The new CEO said his goal is to change Uber’s ways. Uber said it informed New York’s attorney general and the FTC about the October 2016 hack for the first time on Tuesday. Khosrowshahi asked for the resignation of Sullivan and fired Craig Clark, a senior lawyer who reported to Sullivan. The men didn’t immediately respond to requests for comment.

The company said its investigation found that Salle Yoo, the outgoing chief legal officer who has been scrutinized for her responses to other matters, hadn’t been told about the incident. Her replacement, Tony West, will start at Uber on Wednesday and has been briefed on the cyberattack.

Kalanick was ousted as CEO in June under pressure from investors, who said he put the company at legal risk. He remains on the board and recently filled two seats he controlled.

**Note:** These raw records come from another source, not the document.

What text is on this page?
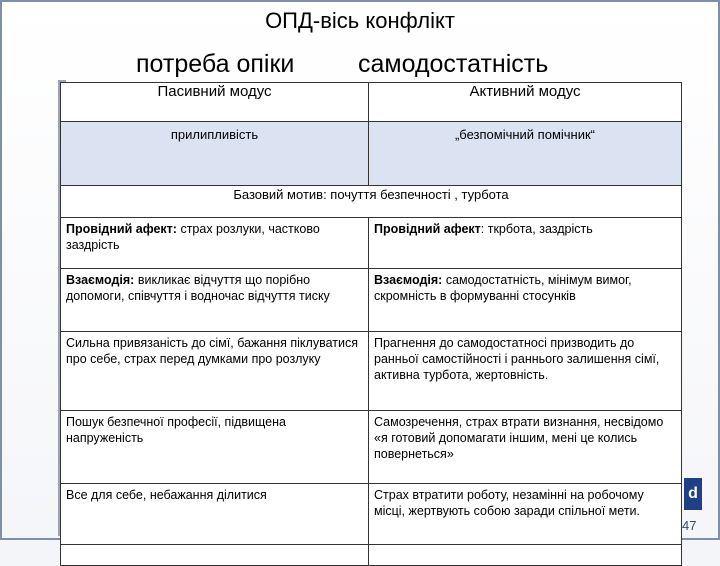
ОПД-вісь конфлікт
потреба опіки	самодостатність
Пасивний модус	Активний модус
прилипливість	„безпомічний помічник“
Базовий мотив: почуття безпечності , турбота	
Провідний афект: страх розлуки, частково заздрість	Провідний афект: ткрбота, заздрість
Взаємодія: викликає відчуття що порібно допомоги, співчуття і водночас відчуття тиску	Взаємодія: самодостатність, мінімум вимог, скромність в формуванні стосунків
Сильна привязаність до сімї, бажання піклуватися про себе, страх перед думками про розлуку	Прагнення до самодостатносі призводить до ранньої самостійності і раннього залишення сімї, активна турбота, жертовність.
Пошук безпечної професії, підвищена напруженість	Самозречення, страх втрати визнання, несвідомо «я готовий допомагати іншим, мені це колись повернеться»
Все для себе, небажання ділитися	Страх втратити роботу, незамінні на робочому місці, жертвують собою заради спільної мети.

d
47
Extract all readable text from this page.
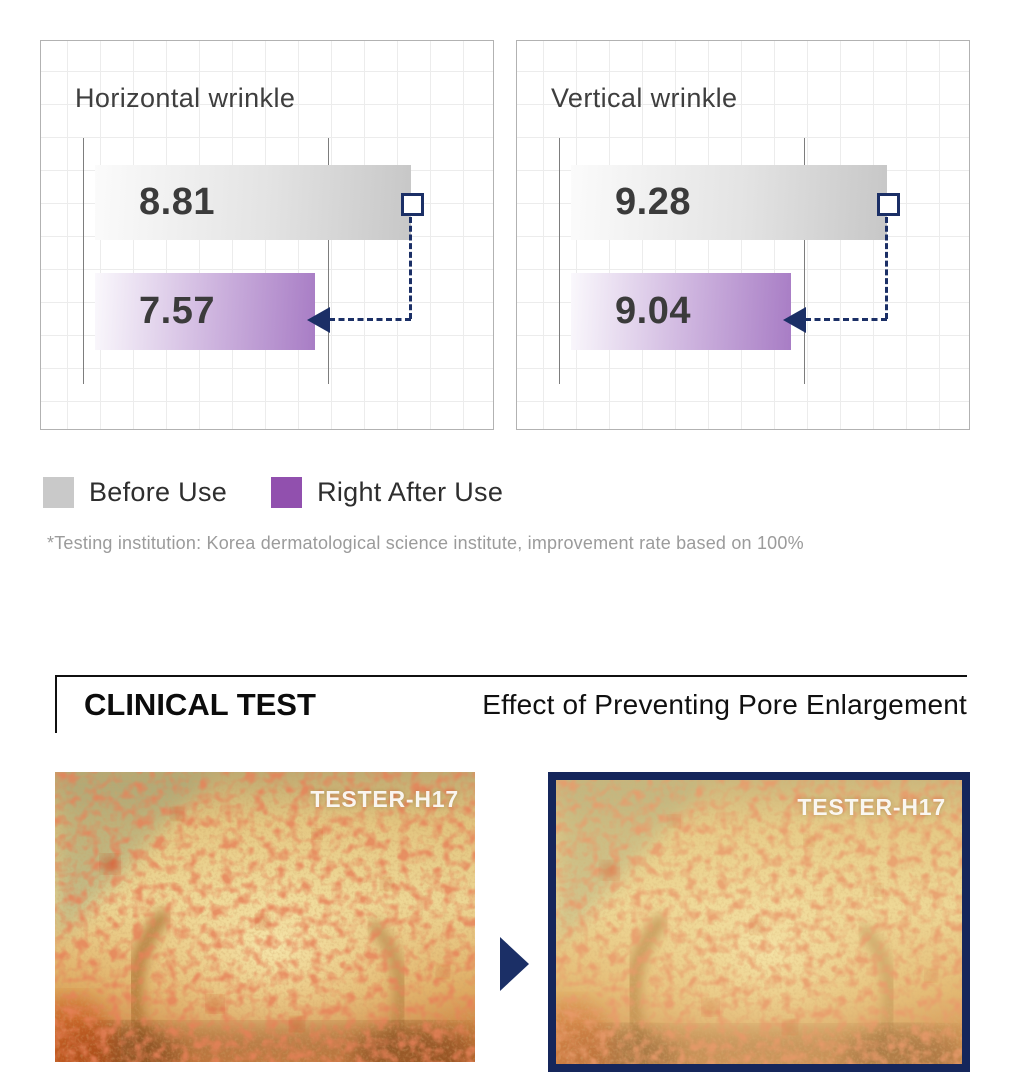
Horizontal wrinkle
8.81
7.57
Vertical wrinkle
9.28
9.04
Before Use	Right After Use
*Testing institution: Korea dermatological science institute, improvement rate based on 100%
CLINICAL TEST	Effect of Preventing Pore Enlargement
TESTER-H17	TESTER-H17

“While I can’t erase the past, I can commit on behalf of every Uber employee that we will learn from our mistakes,“ Khosrowshahi said in the emailed statement.

Uber said it has hired Matt Olsen, a former general counsel at the National Security Agency and director of the National Counterterrorism Center, as an adviser. He will help the company restructure its security teams. Uber hired Mandiant, a cybersecurity firm owned by FireEye, to investigate the hack.

The company plans to release a statement to customers saying it has seen “no evidence of fraud or misuse tied to the incident.“ Uber said it will provide drivers whose licenses were compromised with free credit protection monitoring and identity theft protection.